I am aware that performance is important, but the same effect can be achieved with positive filtering, rather than negative, i.e. returning only HashSet and HashMap with widened types. Furthermore, it would be possible - though quite ugly - to wrap the argument to from in a proxy which catches ClassCastException and replaces the underlying set with a HashSet/HashMap if needed.

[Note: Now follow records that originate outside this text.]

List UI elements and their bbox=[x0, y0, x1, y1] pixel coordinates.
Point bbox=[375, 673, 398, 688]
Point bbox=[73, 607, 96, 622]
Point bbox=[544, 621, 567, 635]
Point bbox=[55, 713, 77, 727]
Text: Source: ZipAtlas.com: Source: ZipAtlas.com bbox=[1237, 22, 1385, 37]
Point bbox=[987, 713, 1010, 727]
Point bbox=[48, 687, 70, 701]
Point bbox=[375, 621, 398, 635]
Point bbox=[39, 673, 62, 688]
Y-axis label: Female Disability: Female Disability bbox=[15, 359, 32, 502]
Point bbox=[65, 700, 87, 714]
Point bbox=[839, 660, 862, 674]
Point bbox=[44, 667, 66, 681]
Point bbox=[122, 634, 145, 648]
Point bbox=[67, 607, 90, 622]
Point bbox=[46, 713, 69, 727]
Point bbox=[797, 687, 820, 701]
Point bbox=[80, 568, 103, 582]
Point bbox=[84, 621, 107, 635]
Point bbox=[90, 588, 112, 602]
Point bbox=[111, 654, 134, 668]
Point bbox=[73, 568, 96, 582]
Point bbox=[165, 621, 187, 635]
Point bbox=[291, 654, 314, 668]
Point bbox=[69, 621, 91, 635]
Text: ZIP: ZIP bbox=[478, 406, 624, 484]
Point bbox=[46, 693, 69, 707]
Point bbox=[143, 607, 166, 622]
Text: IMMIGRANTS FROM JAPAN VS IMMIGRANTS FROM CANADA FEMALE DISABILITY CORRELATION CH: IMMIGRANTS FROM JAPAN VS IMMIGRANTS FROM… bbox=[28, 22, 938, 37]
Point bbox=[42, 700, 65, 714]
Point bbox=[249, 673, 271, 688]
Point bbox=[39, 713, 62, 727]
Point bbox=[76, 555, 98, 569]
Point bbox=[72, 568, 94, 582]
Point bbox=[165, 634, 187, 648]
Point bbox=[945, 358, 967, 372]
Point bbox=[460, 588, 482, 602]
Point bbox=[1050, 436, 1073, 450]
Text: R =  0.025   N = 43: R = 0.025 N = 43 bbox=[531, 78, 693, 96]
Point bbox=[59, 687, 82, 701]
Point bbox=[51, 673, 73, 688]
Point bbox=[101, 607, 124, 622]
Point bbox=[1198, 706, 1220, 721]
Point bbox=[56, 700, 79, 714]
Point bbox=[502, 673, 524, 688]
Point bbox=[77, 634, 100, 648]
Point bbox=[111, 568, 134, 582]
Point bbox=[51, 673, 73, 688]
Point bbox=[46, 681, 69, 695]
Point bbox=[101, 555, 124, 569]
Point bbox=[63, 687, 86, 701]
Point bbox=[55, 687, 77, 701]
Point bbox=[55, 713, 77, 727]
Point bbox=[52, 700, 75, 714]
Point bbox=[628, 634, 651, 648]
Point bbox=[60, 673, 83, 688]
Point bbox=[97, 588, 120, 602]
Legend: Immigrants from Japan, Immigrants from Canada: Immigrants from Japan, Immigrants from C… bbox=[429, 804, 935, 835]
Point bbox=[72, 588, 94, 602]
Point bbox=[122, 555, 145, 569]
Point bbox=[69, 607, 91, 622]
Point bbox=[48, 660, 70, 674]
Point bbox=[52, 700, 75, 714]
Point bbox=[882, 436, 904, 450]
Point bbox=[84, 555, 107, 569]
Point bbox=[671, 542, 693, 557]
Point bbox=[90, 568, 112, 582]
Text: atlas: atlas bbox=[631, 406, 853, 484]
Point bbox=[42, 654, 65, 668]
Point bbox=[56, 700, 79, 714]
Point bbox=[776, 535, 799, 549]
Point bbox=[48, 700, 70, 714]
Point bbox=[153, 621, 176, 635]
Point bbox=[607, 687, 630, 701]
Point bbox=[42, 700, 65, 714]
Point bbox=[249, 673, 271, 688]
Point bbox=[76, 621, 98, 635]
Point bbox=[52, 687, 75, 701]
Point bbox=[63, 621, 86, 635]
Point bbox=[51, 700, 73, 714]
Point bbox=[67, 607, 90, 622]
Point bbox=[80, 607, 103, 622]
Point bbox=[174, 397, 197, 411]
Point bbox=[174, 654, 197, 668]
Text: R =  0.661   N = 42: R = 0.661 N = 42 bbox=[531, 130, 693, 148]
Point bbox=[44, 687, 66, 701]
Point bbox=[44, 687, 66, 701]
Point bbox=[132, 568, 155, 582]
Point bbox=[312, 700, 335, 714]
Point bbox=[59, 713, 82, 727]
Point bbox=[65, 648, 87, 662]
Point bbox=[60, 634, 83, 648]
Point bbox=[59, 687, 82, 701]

Technically, underlying field doesn't even have to be @volatile (assuming all fields in all objects inside a HashSet are final in the byte code): we can leave that synchronization for after an exception is actually caught.

As a side note, warranting perhaps a separate bug report,

    val iter :Iterable[(Any, String)] = List(1, 2, 3, 4, 5).map(i => i -> i.toString) to SortedMap

(without an expclicit call to sortedMapFactory) does not compile for me.

SethTisue commented 1 year ago

@scala/collections

som-snytt commented 1 year ago

I started taking a look, as I know nothing about it.

som-snytt commented 1 year ago

@noresttherein they don't rate-limit bug reporting.

I am 99% sure you know about it

I can't speak for the royal you, but

I know nothing about it.

(Just noticed I typoed that on my first attempt.)

som-snytt commented 1 year ago

The lie is that Map[K, V] is an Iterable[(K, V)]; that "launders" (in the sense of money laundering or whitewashing) the variance.

Even though Map is invariant in K, maybe it is Iterable[(K2, V)]. (I have not experimented but maybe the collections collective have thought about it.)

Map.from ought to warn.

"Practically", I'll try the exclusion pointed out in OP. Maybe there are additional strategies for guarding against a subverted key type; for example, the ordering can be taken to reify the key type.